Game Development Community

Glow on lights

by PsychoParrot · in Torque Game Engine Advanced · 02/16/2007 (10:24 am) · 7 replies

Hey guys,

I'm new to this shader stuff and wondered if anyone could help me out with an effect I'm trying to achieve or let me know if I'm wayy off ...

I have a texture, with some 'lights' on it and I want them to glow. I assumed that the way to do this would be to have the 'standard' texture on the first channel, then apply a black and white image to the second and apply glow to it ... like this:

mapTo = "RED_WALL_A";
baseTex = "RED_WALL_A";
texture[1] = "RED_WALL_A_e";
glow[1] = true;
emmisive[1]=true;

(where _e is my glow texture, containing only glowing areas and the rest black ... and RED_WALL_A is just a standard wall texture)

Unfortunately, it just seems to apply the glow to the whole texture (ie. not just the mask texture on texture[1])...

Thanks in advance for any help you guys can give me,

Jeff.

#1
02/16/2007 (10:45 am)
Try turning off the emissive flag, as I believe that "cancels out" a lot of transparency stuff. Also, if your second texture has transparency, you should set translucent[1] = true. Also try setting specifying baseTex[0], just so it doesn't leave anything "to chance" with the engine.

Other than that.... Brian?
#2
02/16/2007 (11:43 am)
Thanks, Mark ... setting the translucent helped, as I can see the texture underneath now ;)

Only problem is that I don't see any glow ...
#3
02/16/2007 (12:52 pm)
Oh hey! The "texture" property looks like its only used for CustomMaterials. Try using baseTex[0] and then baseTex[1] for your alpha blend.
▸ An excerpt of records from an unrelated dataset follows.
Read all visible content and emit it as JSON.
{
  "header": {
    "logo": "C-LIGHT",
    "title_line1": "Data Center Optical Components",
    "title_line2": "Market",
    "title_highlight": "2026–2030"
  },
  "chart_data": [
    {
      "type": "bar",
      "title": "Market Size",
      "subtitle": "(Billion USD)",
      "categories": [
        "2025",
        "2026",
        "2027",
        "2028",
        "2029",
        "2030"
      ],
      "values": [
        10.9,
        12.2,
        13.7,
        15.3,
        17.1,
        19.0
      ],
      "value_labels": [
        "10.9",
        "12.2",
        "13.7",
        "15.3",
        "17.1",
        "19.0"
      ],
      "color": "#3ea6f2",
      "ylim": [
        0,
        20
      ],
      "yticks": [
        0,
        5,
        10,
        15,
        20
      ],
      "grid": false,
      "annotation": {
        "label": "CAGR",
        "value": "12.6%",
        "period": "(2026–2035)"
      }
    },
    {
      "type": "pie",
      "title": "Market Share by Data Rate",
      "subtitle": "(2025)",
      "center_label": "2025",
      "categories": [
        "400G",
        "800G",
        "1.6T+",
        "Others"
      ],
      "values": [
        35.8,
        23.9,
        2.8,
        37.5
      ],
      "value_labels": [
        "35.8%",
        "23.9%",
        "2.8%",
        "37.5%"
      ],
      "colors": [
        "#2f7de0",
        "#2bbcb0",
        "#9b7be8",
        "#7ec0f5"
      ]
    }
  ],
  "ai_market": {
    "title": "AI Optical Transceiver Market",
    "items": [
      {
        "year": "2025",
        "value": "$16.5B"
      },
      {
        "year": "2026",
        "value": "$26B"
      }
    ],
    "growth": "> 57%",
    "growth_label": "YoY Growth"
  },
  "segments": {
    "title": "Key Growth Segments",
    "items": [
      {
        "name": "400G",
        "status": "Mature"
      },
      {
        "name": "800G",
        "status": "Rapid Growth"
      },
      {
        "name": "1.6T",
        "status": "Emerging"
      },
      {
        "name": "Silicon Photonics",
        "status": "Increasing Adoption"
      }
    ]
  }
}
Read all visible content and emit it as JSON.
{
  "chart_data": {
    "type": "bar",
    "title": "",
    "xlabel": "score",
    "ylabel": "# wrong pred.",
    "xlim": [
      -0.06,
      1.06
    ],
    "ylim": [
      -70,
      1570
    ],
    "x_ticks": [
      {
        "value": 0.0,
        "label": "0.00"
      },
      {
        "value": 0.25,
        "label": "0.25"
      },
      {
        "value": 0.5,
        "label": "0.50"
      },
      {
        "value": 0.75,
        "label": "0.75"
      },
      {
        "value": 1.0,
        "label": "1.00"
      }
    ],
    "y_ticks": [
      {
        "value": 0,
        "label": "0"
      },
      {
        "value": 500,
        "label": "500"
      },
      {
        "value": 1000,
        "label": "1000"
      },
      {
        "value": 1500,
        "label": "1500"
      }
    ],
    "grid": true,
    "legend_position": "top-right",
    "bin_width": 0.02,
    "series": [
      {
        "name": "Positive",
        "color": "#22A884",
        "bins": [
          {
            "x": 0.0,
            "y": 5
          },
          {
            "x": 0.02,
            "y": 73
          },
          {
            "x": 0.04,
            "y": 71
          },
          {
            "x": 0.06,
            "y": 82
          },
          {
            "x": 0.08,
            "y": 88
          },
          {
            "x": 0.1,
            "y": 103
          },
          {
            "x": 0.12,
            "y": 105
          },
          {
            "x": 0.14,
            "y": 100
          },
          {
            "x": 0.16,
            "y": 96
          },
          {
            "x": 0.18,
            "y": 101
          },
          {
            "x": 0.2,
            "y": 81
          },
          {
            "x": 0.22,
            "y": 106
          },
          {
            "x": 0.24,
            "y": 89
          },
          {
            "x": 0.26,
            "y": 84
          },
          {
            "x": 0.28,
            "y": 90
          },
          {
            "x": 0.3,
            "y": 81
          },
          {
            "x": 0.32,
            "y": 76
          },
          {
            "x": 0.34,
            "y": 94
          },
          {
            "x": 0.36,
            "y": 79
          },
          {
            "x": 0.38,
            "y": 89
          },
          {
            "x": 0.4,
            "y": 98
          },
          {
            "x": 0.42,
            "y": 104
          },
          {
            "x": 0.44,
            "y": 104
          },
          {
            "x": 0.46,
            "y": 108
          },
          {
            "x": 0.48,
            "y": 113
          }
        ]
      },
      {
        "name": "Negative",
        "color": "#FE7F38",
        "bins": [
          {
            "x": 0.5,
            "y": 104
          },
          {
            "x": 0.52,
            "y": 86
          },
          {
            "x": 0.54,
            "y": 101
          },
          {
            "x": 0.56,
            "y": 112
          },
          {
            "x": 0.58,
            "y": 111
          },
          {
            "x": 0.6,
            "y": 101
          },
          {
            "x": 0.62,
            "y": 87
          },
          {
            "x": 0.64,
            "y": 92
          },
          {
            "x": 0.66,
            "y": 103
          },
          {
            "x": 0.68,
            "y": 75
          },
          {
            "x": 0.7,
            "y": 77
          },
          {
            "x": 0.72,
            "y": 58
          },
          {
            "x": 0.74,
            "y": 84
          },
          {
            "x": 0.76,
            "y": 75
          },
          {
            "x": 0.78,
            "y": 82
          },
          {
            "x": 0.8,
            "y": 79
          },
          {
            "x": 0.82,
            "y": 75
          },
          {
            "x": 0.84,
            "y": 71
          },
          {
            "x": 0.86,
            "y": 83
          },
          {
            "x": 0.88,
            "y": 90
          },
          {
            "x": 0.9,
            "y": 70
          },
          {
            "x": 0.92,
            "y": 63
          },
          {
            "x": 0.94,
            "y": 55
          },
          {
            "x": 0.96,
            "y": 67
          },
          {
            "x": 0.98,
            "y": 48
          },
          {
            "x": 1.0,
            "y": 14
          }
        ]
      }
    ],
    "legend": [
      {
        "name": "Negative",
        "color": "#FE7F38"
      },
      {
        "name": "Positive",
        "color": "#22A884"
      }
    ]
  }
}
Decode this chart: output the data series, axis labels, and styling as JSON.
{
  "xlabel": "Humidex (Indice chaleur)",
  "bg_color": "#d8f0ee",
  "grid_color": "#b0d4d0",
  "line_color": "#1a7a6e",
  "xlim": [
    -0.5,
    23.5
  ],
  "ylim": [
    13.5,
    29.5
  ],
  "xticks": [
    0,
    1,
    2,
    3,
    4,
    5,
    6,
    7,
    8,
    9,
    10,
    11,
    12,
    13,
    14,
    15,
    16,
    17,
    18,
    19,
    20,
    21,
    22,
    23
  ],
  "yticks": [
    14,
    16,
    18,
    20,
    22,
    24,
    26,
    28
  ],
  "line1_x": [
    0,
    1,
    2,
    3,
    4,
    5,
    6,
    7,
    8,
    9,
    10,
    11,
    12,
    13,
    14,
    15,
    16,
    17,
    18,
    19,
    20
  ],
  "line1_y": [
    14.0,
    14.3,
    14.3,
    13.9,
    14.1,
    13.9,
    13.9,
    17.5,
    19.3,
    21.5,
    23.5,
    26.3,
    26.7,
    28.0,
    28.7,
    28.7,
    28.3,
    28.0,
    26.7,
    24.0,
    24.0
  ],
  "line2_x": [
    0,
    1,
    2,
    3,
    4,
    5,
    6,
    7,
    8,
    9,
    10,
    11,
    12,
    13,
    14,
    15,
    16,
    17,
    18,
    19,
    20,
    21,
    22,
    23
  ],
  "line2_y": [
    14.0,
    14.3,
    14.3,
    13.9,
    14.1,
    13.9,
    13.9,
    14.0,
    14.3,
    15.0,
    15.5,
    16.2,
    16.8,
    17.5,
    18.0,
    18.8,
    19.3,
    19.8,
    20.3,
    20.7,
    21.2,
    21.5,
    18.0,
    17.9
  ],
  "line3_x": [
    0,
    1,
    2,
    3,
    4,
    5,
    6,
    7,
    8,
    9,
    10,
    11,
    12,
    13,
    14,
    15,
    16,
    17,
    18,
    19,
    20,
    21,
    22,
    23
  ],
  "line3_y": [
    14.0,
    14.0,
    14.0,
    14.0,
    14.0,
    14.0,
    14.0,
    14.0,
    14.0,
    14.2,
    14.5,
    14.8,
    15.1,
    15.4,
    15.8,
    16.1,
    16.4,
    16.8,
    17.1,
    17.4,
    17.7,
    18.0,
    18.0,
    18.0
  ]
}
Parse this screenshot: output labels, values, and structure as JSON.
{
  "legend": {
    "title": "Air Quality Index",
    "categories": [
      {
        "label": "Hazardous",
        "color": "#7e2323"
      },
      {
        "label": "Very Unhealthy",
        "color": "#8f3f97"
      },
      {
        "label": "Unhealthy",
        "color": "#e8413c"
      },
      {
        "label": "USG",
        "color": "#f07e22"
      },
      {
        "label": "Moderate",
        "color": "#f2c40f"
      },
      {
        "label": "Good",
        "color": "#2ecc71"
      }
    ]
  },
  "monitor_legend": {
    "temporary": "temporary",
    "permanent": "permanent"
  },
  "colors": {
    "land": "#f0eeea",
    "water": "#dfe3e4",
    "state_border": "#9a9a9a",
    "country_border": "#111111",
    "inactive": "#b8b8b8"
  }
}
Remember that glow uses the texture colour, so the "glowing" colour will be the non-black colour on that second texture.
#4
02/16/2007 (10:21 pm)
What I normally do is similar to what Mark is doing, though I normally just make a copy of the original picture, and then use the lasso tool in photoshop to cut away all the parts of the image that are not supposed to glow so you have a transparent image with only the area that is part of the light left. And then I make a material definition like this:

new Material(Sniper2)
{
   baseTex[0] = "~/data/shapes/weapons/sniper/snr2_map.dds";
   bumpTex[0] = "~/data/shapes/weapons/sniper/snr2_map_nm.dds";
   baseTex[1] = "~/data/shapes/weapons/sniper/snr2_map_glow.dds";
   pixelSpecular[0] = true;
   specular[0] = "0.5 0.5 0.5 0.5";
   specularPower[0] = 8.0;
      glow[1] = true;
//      Cubemap = WChrome;
      MapTo = "snr2_map";
};

You might also want to make emissive[1] = true but that right there works fine. Only the non-transparent areas on the second pass glow, and it allows for a colored glow.
#5
02/17/2007 (5:26 pm)
Thanks for the awesome help :)

I now have lots of pretty, glowy things all over the place!

You guys rock.
#6
02/19/2007 (7:18 am)
Actually, it seems rather a hack :(

I just noticed when changing the lighting setup of the level that whenever I add anything to baseTex[1] it suddenly stops being affected by the sglights in the level... almost as if it automatically has an emmisive or something??

I can't figure it out ... the only areas that should have emissive are those on channel 1, as I have this now:

baseTex[0] = "RED_WALL_A";
 baseTex[1] = "RED_WALL_A_e";
 emissive[0] = false;
 emissive[1] = true;
 translucent[1] = true;
 glow[1] = true;
 MapTo = "RED_WALL_A";

I removed the specular because it was just causing wayyy too much light on surfaces...

But, from my understanding, the code above says:

1. Set texture channel 0 to my standard wall texture.
2. Set texture channel 1 to a 'glow mask' texture (transparent png with some white areas on it)
3. Make sure emissive for channel 0 is off.
4. Make sure emissive for channel 1 is on.
5. Apply translucent to channel 1, to allow for my transparency.
6. Make channel 1 glow.
7. Map it to the original material.

Am I understanding this right?

Isn't it easy to spell emissive wrong? :p
#7
02/19/2007 (9:23 am)
Have you tried it without the emissive flag? I've done a few experiments with it and I usually get better results (more what I'm looking for) when I turn emissive off, even when I think what I'm doing should use it. (Princess Bride quote: "You keep using that word, I do not think it means what you think it means.")

Also, the "mapTo" parameter is redundant with baseTex[0], unless your art tool exports the texture references with the extension (like Maya). Also I assume you've already been through this article?